Gandhi has been regarded for twenty years by the Government of India as one of its right-hand men. I know what I am talking about — I used to be an officer in the Indian police. It was always admitted in the most cynical way that Gandhi made it easier for the British to rule India, because his influence was always against taking any action that would make any difference. The reason why Gandhi when in prison is always treated with such lenience, and small concessions sometimes made when he has prolonged one of his fasts to a dangerous extent, is that the British officials are in terror that he may die and be replaced by someone who believes less in “soul force” and more in bombs. Gandhi is of course personally quite honest and unaware of the way in which he is made use of, and his personal integrity makes him all the more useful. I won’t undertake to say that his methods will not succeed in the long run.
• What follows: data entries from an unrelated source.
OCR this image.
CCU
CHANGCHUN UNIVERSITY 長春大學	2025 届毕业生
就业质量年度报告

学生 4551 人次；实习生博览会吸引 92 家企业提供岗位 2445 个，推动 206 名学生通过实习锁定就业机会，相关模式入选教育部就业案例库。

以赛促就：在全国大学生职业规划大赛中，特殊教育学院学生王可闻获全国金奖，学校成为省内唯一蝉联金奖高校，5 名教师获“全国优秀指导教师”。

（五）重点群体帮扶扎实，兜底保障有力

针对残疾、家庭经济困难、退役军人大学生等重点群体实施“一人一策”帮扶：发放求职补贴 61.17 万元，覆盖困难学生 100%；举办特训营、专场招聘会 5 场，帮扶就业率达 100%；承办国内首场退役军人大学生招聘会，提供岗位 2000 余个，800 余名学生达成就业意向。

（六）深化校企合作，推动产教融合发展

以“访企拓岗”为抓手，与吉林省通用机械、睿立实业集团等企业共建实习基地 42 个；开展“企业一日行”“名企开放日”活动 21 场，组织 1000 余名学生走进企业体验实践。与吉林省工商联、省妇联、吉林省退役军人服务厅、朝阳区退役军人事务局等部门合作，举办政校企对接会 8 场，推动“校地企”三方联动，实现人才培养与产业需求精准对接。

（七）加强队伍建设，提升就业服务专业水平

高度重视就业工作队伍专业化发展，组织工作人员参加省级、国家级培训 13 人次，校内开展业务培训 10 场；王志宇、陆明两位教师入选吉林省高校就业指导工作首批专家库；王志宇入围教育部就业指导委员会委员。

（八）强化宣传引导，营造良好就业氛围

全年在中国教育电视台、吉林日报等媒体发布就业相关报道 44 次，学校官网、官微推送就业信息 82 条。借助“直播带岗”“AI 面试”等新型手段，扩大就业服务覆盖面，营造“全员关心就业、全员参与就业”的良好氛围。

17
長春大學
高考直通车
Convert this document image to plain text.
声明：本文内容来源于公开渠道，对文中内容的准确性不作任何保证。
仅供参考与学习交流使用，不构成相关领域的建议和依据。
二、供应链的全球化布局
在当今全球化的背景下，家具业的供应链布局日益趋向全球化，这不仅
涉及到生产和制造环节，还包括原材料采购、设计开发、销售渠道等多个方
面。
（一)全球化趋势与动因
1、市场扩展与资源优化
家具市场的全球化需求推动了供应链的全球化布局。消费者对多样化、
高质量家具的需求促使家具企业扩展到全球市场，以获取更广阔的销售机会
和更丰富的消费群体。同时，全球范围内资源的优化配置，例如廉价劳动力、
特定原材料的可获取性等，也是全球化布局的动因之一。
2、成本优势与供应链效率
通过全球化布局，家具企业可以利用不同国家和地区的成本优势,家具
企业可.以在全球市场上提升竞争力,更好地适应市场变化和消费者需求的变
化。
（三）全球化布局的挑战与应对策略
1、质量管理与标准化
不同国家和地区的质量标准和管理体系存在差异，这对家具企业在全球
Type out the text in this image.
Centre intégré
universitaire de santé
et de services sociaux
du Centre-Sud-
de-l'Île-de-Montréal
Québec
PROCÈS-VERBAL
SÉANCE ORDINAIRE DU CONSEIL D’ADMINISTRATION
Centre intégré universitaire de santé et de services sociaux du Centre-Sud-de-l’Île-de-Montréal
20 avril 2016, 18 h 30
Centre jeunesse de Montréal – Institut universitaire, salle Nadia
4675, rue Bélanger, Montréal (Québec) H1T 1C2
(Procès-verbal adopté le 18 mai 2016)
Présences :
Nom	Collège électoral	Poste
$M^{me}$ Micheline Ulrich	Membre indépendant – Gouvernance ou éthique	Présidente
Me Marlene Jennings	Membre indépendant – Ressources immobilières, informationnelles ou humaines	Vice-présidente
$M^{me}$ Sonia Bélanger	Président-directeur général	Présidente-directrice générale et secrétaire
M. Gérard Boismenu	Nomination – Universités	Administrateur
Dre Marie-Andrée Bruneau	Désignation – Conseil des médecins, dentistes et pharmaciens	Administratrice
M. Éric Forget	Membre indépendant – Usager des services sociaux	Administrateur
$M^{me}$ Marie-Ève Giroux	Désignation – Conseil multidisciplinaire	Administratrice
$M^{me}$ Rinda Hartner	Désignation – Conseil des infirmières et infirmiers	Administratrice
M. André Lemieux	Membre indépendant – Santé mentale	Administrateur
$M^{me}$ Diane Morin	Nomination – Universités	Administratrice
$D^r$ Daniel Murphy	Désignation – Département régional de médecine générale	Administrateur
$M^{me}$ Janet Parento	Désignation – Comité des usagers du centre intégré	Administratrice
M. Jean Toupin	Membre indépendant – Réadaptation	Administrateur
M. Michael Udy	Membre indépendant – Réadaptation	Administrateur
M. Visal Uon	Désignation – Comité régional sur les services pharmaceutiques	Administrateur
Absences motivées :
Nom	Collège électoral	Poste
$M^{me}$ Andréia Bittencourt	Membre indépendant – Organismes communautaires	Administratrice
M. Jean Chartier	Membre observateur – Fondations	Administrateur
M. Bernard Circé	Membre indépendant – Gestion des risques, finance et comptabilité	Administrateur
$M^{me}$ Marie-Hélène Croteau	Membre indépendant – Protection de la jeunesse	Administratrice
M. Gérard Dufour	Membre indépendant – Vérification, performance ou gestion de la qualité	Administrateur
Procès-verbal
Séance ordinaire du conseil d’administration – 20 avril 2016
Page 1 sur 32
One can at any rate say that by preventing violence and therefore preventing relations being embittered beyond a certain point, he has made it more likely that the problem of India will ultimately be settled in a peaceful way. But it is hard to believe that the British will ever be got out of India by those means, and certainly the British on the spot don’t think so. As to the conquest of England, Gandhi would certainly advise us to let the Germans rule here rather than fight against them — in fact he did advocate just that. And if Hitler conquered England he would, I imagine, try to bring into being a nationwide pacifist movement, which would prevent serious resistance and therefore make it easier for him to rule. Thank you for writing.